I do not know what that means. For example, Liverpool reopened its central library; a million people have visited it; and until recently, Liverpool was proposing to close 10 of its 18 branch libraries. That proposal has now been withdrawn. Is it being suggested that I should have personally intervened three or four years ago to tell Liverpool, “No, you don’t run the library service like this. You don’t put money into refurbishing your central library. You’re going to keep all your branch libraries open”? Liverpool is seeking to deliver a comprehensive and efficient library service, and one of the ways it seeks to do that is to refurbish its central library to make it a hugely attractive hub for thousands of people living in that great city. That was a decision for the local authority, just as it was a decision for Birmingham to invest in a new central library, which is now the pride of the city and already one of the most well-known libraries in Europe.

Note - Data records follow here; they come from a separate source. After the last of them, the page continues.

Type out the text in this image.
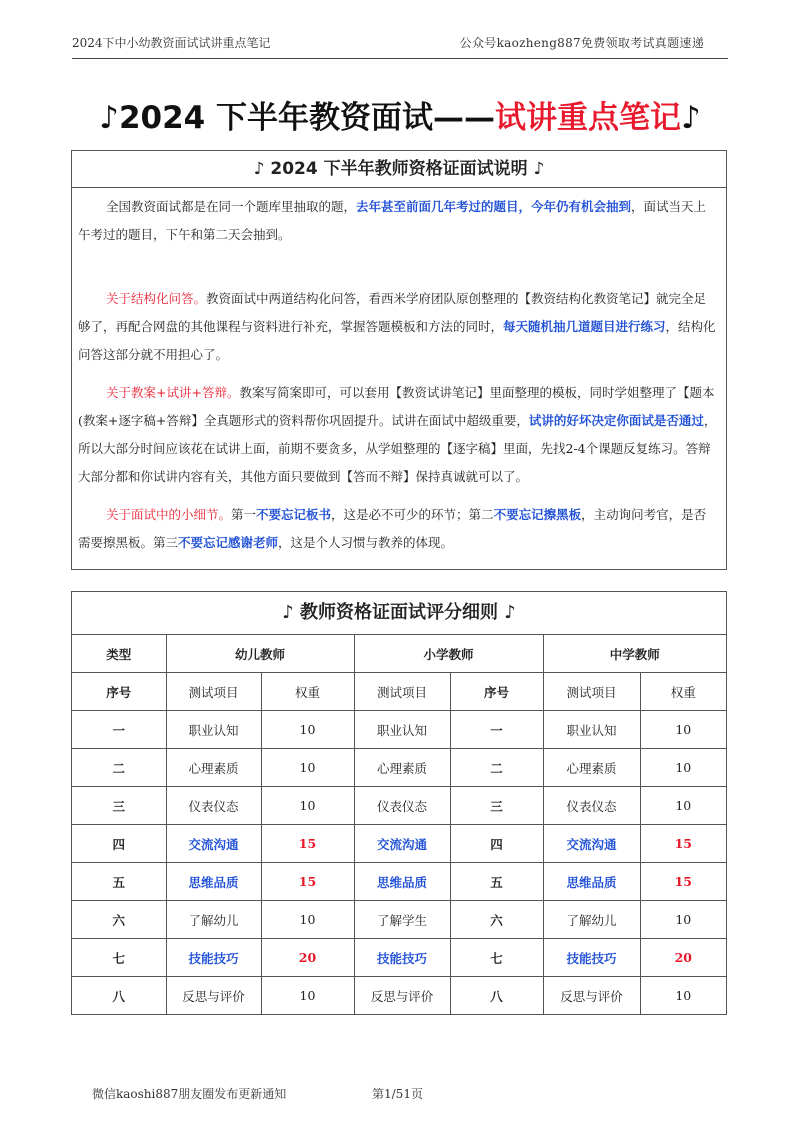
2024下中小幼教资面试试讲重点笔记	公众号kaozheng887免费领取考试真题速递
♪2024 下半年教资面试——试讲重点笔记♪
♪ 2024 下半年教师资格证面试说明 ♪
全国教资面试都是在同一个题库里抽取的题，去年甚至前面几年考过的题目，今年仍有机会抽到，面试当天上午考过的题目，下午和第二天会抽到。
关于结构化问答。教资面试中两道结构化问答，看西米学府团队原创整理的【教资结构化教资笔记】就完全足够了，再配合网盘的其他课程与资料进行补充，掌握答题模板和方法的同时，每天随机抽几道题目进行练习，结构化问答这部分就不用担心了。
关于教案+试讲+答辩。教案写简案即可，可以套用【教资试讲笔记】里面整理的模板，同时学姐整理了【题本(教案+逐字稿+答辩】全真题形式的资料帮你巩固提升。试讲在面试中超级重要，试讲的好坏决定你面试是否通过，所以大部分时间应该花在试讲上面，前期不要贪多，从学姐整理的【逐字稿】里面，先找2-4个课题反复练习。答辩大部分都和你试讲内容有关，其他方面只要做到【答而不辩】保持真诚就可以了。
关于面试中的小细节。第一不要忘记板书，这是必不可少的环节；第二不要忘记擦黑板，主动询问考官，是否需要擦黑板。第三不要忘记感谢老师，这是个人习惯与教养的体现。
♪ 教师资格证面试评分细则 ♪
类型	幼儿教师		小学教师		中学教师	
序号	测试项目	权重	测试项目	序号	测试项目	权重
一	职业认知	10	职业认知	一	职业认知	10
二	心理素质	10	心理素质	二	心理素质	10
三	仪表仪态	10	仪表仪态	三	仪表仪态	10
四	交流沟通	15	交流沟通	四	交流沟通	15
五	思维品质	15	思维品质	五	思维品质	15
六	了解幼儿	10	了解学生	六	了解幼儿	10
七	技能技巧	20	技能技巧	七	技能技巧	20
八	反思与评价	10	反思与评价	八	反思与评价	10
微信kaoshi887朋友圈发布更新通知	第1/51页
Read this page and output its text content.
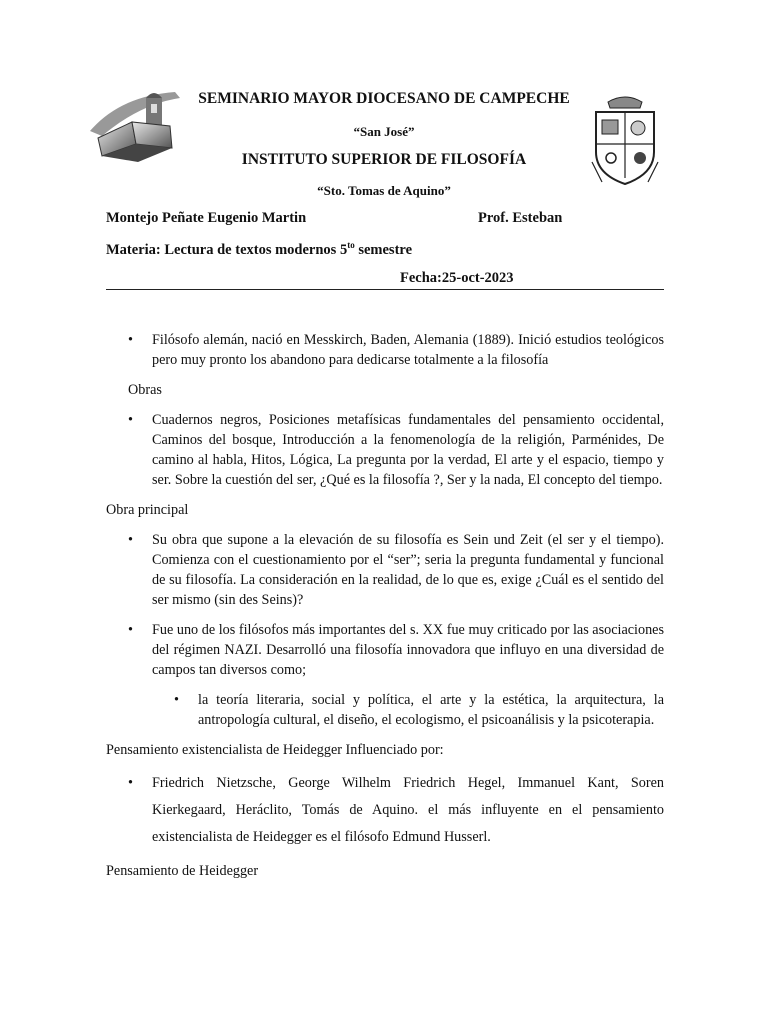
SEMINARIO MAYOR DIOCESANO DE CAMPECHE
“San José”
INSTITUTO SUPERIOR DE FILOSOFÍA
“Sto. Tomas de Aquino”
Montejo Peñate Eugenio Martin	Prof. Esteban
Materia: Lectura de textos modernos $5^{to}$ semestre
Fecha:25-oct-2023
• Filósofo alemán, nació en Messkirch, Baden, Alemania (1889). Inició estudios teológicos pero muy pronto los abandono para dedicarse totalmente a la filosofía
Obras
• Cuadernos negros, Posiciones metafísicas fundamentales del pensamiento occidental, Caminos del bosque, Introducción a la fenomenología de la religión, Parménides, De camino al habla, Hitos, Lógica, La pregunta por la verdad, El arte y el espacio, tiempo y ser. Sobre la cuestión del ser, ¿Qué es la filosofía ?, Ser y la nada, El concepto del tiempo.
Obra principal
• Su obra que supone a la elevación de su filosofía es Sein und Zeit (el ser y el tiempo). Comienza con el cuestionamiento por el “ser”; seria la pregunta fundamental y funcional de su filosofía. La consideración en la realidad, de lo que es, exige ¿Cuál es el sentido del ser mismo (sin des Seins)?
• Fue uno de los filósofos más importantes del s. XX fue muy criticado por las asociaciones del régimen NAZI. Desarrolló una filosofía innovadora que influyo en una diversidad de campos tan diversos como;
• la teoría literaria, social y política, el arte y la estética, la arquitectura, la antropología cultural, el diseño, el ecologismo, el psicoanálisis y la psicoterapia.
Pensamiento existencialista de Heidegger Influenciado por:
• Friedrich Nietzsche, George Wilhelm Friedrich Hegel, Immanuel Kant, Soren Kierkegaard, Heráclito, Tomás de Aquino. el más influyente en el pensamiento existencialista de Heidegger es el filósofo Edmund Husserl.
Pensamiento de Heidegger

Such decisions must be taken by local authorities but, as I said earlier, the number of static libraries that have been closed is often exaggerated; the actual number, while it may be regrettable, is far lower than people say. The action taken by this Government has been active: bringing on board the Arts Council, to provide leadership for libraries; providing a £6 million fund to support cultural work in libraries; extending e-lending to the PLR; working to introduce pilots with publishers, so as to promote e-lending; and now commissioning the Sieghart report, to continue to take libraries forward during the next decade or so.
As I have said, while I may understand the frustration and sometimes even the anger of some library campaigners, I feel that I can hold my head up high, in terms of being a proactive campaigner for the library sector.